When taking on a new responsibility for designing and maintaining data flows. What are the main question one should ask to ensure a good outcome? 

 

Here I list the key questions for important topics, as well as an illustration of what typically goes wrong if the questions are not asked.

 

The most important points if you are under pressure to deliver

 

  1. Location
    • The questions: Where is the data, where should it go (and where can I process it). And of course: Do I have the required access
    • The Nightmare: Data is spread across multiple systems, one of these may not be identified. After you finally figure out which tables you need you try to start and don’t have access. When you finally get the data you either don’t have a compliant place to put it, or you are missing a tool. Finally you have the data but it is unclear how to get it written to the target. In the end a 3 day job takes 6 weeks.
  2. Context
    • The questions: What is the data, and who understands the source/target?
    • The Nightmare: You want to supply revenue data during business hours. First of all you get access to multiple tables, each containing various numbers which might be the revenue. After figuring out which one is the revenue, it turns out you have transactions from multiple timeones in and out of summer time which needs to be solved before moving it into the target application. Finally it turns out the target application needs fields not to be NULL and you have no idea what will happen if you use a wrong default.
  3.  Process
    • The questions: Who makes the specifications, and accepts the results. How to deal with the situation that the requirements change? (Or as it may be phrased, you did not understand them correctly). How to escalate if you are not put in circumstances where you can succeed?
    • The Nightmare: The requirements are not completely clear. You make something, and get feedback you need to change one thing. After this, you need to change another thing.
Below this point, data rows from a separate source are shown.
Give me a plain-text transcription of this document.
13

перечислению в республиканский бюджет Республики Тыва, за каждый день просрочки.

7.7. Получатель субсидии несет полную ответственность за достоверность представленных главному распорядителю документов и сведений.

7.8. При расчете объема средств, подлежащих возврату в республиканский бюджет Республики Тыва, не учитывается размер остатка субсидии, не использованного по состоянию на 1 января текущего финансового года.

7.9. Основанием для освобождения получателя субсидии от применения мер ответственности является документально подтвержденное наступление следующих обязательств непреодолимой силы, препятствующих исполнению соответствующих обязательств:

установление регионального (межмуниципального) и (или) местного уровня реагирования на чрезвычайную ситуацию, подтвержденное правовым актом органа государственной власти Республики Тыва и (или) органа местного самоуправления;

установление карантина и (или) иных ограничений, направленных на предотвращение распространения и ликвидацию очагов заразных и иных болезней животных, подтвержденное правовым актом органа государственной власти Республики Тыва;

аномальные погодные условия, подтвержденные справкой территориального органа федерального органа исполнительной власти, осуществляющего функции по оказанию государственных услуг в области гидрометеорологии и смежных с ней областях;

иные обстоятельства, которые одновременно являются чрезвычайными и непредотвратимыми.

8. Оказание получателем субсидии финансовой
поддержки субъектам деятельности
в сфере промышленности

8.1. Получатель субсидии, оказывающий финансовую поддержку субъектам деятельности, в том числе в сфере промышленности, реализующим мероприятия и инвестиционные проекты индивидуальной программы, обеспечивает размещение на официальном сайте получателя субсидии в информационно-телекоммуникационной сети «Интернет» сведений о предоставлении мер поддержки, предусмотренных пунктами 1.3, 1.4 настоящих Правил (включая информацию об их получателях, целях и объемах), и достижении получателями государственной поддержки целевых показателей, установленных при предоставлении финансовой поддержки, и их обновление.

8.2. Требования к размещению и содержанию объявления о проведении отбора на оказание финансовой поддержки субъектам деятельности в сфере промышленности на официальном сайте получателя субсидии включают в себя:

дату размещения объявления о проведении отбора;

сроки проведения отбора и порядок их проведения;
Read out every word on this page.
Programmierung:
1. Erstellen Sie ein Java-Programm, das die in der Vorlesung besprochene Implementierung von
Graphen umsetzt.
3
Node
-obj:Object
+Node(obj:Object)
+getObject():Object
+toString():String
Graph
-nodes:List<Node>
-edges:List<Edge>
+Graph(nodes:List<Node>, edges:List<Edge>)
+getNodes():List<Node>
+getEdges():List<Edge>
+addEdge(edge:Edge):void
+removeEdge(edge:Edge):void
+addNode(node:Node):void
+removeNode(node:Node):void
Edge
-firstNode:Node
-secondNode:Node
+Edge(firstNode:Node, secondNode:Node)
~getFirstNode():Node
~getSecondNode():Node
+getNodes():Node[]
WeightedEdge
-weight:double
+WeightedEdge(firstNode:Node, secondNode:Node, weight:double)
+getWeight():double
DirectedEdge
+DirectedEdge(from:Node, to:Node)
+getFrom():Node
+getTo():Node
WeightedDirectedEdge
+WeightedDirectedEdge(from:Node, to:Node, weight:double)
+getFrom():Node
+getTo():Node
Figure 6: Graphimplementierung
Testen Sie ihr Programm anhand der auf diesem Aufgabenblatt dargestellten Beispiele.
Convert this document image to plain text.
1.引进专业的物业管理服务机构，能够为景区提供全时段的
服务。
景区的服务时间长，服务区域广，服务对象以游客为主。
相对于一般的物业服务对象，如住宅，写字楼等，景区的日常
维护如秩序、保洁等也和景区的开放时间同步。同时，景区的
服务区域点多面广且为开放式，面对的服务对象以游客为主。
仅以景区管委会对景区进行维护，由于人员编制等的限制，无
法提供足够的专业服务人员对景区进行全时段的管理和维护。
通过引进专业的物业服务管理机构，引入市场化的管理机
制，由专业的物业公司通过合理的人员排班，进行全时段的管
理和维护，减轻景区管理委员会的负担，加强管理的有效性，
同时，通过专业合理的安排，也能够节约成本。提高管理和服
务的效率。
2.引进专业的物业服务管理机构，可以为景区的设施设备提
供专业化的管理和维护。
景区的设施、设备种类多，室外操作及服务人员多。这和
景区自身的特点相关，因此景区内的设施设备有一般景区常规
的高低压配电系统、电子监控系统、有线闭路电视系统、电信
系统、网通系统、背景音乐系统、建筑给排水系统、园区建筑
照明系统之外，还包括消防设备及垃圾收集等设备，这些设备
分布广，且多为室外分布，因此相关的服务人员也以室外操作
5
It is unclear whether these are refinements (from your perspective) or fixes (from their perspective), however when the deadline is not met it is clear where the finger will be pointed.

 

The most important points if you want things to go right

 

  1. Complexity
    • The questions: What exactly should be the output, what exactly needs to be done?
    • The Nightmare: You build a data flow in Nifi, near the end the request comes to join two parts of the flow together, or do some complex windowing. Based on this kind of requirement you should have considered something like Spark, perhaps you need to redo some of the work to keep the flow logical, and introduce Kafka as well as a buffer in between.
  2. Supplier Commitment
    • The questions: Who supplies the data. What is the SLA. Will I be informed if the structure changes? Will these changes be available for testing? Is the data supplier responsible for data quality?
    • The Nightmare: You don't get a commitment, and suddenly your consumers start seeing wrong results. It turns out a column definition was changed and you were not informed. After this you get a message one of the smaller sources will be down for 12 hours, you need this to enrich your main source. So now you will be breaking the service level agreement to your consumers for a reason they may not want to understand.
  3.  Nonfunctionals
    • The questions: How big is the data, what is the expected througput. What is the required latency?
    • The Nightmare: You design and test a flow with 10 messages per second, and buffers to cushion the volatility. You end up receiving 10000 messages per second. For this you may even need a bigger budget. After your througput (budget_ has been increased significantly, it turns out the buffers are too big and your throughput SLA is not met. Now you can go back to request an even larger compute capability.

Of course there are other things to ask, such as requirements to work with specific (legacy) tooling, exact responsibilities per topic or security guidelines to abide by. But typically these are the things I consider to be the most critical and specific to working with data.